Reference

Core Functions

quantum_mereology.partition(H, DA, verbose=False, maxiter=1000, x0=None)View on GitHub 

Partition a Hamiltonian into two subsystems.

Parameters

Hnumpy.ndarray: Hamiltonian matrix to partition.
DAint: Dimension of subsystem A.
verbosebool, optional: Whether to display optimization progress, by default False.
maxiterint, optional: Maximum number of iterations for optimization, by default 1000.
x0numpy.ndarray, optional: Initial guess for optimization parameters, by default None.

Returns

PartitionResult namedtuple containing: - U: Unitary matrix that partition H - EA: Eigenvalues of subsystem A - EB: Eigenvalues of subsystem B - Eint: Interaction term

Notes

The Hamiltonian must be a square matrix with dimension divisible by DA.

quantum_mereology.localize(H, taus, maxiter=200, verbose=False, x0=None)View on GitHub 

Find a unitary transformation that maps H to a linear combination of pauli strings taus.

Parameters

Hnumpy.ndarray: The Hamiltonian matrix to localize.
tauslist of scipy.sparse.coo_matrix: List of Pauli strings in sparse format.
maxiterint, optional: Maximum number of iterations for the optimization. Default is 200.
verbosebool, optional: Whether to print progress during optimization. Default is False.
x0numpy.ndarray, optional: Initial guess for the optimization parameters.

Returns

LocalizeResult: A named tuple containing: - U: A unitary matrix that localizes H - Hloc: The localized Hamiltonian: a linear combination of taus - h: The coefficients of Hloc in the taus basis

Notes

This function attempts to find a unitary transformation that makes the Hamiltonian as local as possible by constructing a linear combination of taus that has the same eigenvalues as H. Ref : https://www.pnas.org/doi/abs/10.1073/pnas.2308006120

Random Matrices

quantum_mereology.GOE(D)View on GitHub 

Generates a random matrix from the Gaussian Orthogonal Ensemble (GOE).

Parameters:

Dint: Dimension of the square matrix.

Returns:

H : ndarray

quantum_mereology.GUE(D)View on GitHub 

Generates a random matrix from the Gaussian Unitary Ensemble (GUE).

Parameters:

Dint: Dimension of the square matrix.

Returns:

H : ndarray

Pauli strings

quantum_mereology.local1(N, dtype='float64')View on GitHub 

Generate a list of 1-local Pauli strings of N qubits.

Parameters

Nint: Number of qubits.
dtypestr, optional: Data type for the operators. Use ‘complex128’ for complex operators, ‘float64’ for real operators. Default is ‘float64’.

Returns

list: List of 1-local Pauli string operators as sparse matrices.

Notes

If dtype=’float64’, complex strings (those with a Y operator) are excluded.

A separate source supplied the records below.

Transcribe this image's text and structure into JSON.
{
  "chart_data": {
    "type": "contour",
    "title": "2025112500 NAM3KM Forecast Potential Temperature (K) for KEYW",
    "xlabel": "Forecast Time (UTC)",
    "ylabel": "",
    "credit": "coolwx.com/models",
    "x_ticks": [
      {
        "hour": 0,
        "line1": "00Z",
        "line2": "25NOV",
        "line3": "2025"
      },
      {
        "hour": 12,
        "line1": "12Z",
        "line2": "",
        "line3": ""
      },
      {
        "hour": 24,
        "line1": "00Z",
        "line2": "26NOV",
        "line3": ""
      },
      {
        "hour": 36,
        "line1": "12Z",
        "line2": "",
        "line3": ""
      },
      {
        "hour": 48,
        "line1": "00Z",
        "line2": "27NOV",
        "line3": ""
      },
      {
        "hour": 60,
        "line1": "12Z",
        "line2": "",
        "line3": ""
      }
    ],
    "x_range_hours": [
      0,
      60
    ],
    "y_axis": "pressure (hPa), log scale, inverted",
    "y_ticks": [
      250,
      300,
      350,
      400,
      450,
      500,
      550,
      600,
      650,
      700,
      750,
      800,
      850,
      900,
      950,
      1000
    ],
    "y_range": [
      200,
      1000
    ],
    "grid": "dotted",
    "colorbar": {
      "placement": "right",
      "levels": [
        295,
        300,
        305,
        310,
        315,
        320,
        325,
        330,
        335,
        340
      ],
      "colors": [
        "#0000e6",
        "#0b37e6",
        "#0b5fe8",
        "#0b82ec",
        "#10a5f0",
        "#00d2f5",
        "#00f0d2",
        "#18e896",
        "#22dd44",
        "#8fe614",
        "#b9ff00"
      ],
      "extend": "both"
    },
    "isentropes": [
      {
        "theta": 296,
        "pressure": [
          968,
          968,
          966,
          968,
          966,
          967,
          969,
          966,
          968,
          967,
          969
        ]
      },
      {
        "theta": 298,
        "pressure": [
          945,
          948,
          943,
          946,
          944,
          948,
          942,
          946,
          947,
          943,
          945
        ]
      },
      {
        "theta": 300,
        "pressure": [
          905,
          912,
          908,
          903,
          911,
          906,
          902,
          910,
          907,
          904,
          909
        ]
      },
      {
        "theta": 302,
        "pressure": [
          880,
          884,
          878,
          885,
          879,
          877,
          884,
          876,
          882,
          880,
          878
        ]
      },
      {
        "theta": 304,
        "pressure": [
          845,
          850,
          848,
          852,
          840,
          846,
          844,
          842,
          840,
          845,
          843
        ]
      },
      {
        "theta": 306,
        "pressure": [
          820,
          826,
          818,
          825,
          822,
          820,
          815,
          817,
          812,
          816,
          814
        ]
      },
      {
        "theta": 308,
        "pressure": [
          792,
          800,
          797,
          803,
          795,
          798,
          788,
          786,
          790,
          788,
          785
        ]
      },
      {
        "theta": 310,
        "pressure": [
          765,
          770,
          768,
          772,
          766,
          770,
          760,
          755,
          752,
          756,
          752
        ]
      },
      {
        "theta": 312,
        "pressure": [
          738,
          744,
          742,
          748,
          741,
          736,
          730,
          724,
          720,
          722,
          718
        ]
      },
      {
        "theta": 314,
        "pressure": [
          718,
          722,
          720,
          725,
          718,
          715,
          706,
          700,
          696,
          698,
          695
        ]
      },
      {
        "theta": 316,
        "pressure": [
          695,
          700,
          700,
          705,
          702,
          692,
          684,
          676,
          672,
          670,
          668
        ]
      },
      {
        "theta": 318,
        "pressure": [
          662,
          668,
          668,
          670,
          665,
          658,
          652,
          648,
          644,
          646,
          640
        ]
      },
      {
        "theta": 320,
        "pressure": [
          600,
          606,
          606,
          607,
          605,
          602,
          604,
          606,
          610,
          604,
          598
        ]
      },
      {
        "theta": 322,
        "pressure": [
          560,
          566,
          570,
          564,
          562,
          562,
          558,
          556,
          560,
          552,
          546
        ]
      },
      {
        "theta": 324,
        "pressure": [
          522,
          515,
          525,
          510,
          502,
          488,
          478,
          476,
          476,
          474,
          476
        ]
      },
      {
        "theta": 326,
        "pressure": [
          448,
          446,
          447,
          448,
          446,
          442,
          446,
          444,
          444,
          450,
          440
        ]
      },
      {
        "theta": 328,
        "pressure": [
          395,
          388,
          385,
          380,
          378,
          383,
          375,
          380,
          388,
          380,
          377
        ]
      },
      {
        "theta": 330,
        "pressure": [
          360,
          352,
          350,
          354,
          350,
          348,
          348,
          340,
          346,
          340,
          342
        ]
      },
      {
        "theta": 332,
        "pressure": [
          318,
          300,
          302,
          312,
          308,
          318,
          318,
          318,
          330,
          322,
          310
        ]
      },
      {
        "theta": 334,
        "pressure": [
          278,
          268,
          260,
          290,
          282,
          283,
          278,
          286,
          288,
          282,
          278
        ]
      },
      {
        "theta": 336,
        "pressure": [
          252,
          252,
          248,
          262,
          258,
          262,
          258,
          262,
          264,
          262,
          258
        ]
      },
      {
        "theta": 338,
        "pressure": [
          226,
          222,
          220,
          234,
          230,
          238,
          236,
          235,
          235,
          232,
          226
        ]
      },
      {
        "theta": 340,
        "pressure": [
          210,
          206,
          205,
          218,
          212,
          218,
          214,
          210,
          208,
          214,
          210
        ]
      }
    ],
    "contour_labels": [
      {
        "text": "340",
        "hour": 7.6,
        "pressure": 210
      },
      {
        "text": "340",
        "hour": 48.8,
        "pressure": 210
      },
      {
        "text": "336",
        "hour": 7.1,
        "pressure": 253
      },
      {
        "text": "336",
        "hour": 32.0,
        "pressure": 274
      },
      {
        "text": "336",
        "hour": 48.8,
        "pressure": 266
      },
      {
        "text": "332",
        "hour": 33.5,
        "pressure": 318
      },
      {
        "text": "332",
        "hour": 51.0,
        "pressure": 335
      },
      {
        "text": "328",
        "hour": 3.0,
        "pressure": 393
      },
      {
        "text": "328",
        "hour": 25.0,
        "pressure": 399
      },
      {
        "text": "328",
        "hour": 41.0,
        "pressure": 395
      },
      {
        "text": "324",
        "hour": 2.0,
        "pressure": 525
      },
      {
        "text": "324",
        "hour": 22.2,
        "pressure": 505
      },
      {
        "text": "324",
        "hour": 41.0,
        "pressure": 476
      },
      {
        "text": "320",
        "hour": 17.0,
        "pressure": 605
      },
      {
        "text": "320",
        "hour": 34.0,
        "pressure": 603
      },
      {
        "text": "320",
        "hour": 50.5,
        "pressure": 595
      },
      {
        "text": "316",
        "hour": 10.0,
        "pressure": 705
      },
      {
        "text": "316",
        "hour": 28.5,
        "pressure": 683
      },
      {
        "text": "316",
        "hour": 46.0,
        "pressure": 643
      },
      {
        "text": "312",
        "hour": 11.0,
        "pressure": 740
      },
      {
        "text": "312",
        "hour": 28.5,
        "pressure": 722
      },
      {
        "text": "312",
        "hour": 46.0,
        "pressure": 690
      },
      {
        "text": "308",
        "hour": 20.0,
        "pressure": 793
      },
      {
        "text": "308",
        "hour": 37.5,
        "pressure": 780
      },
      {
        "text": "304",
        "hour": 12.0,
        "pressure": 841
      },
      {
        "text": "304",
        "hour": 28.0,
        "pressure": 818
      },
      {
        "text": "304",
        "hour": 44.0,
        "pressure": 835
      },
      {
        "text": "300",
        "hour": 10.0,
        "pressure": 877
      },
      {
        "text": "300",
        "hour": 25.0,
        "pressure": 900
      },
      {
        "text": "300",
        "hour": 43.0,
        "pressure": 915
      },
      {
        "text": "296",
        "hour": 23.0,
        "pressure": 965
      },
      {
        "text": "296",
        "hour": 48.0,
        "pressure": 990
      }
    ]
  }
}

quantum_mereology.local2(N, dtype='float64')View on GitHub 

Generate a list of 2-local Pauli strings of N qubits.

Parameters

Nint: Number of qubits.
dtypestr, optional: Data type for the operators. Use ‘complex128’ for complex operators, ‘float64’ for real operators. Default is ‘float64’.

Returns

list: List of 2-local Pauli string operators as sparse matrices.

Notes

If dtype=’float64’, complex strings (those with a single Y operator) are excluded.

quantum_mereology.buildH(taus, h)View on GitHub 

Build a Hamiltonian from a list of pauli strings and coefficients. Return sum_i h_i * tau_i

Parameters

tauslist: List of operators (as scipy.sparse.coo_matrix).
harray_like: Coefficients for each operator.

Returns

numpy.ndarray: The Hamiltonian matrix constructed as the weighted sum of operators.

Notes

This function efficiently computes the Hamiltonian as: H = sum_i h_i * tau_i where h_i are the coefficients and tau_i are the operators.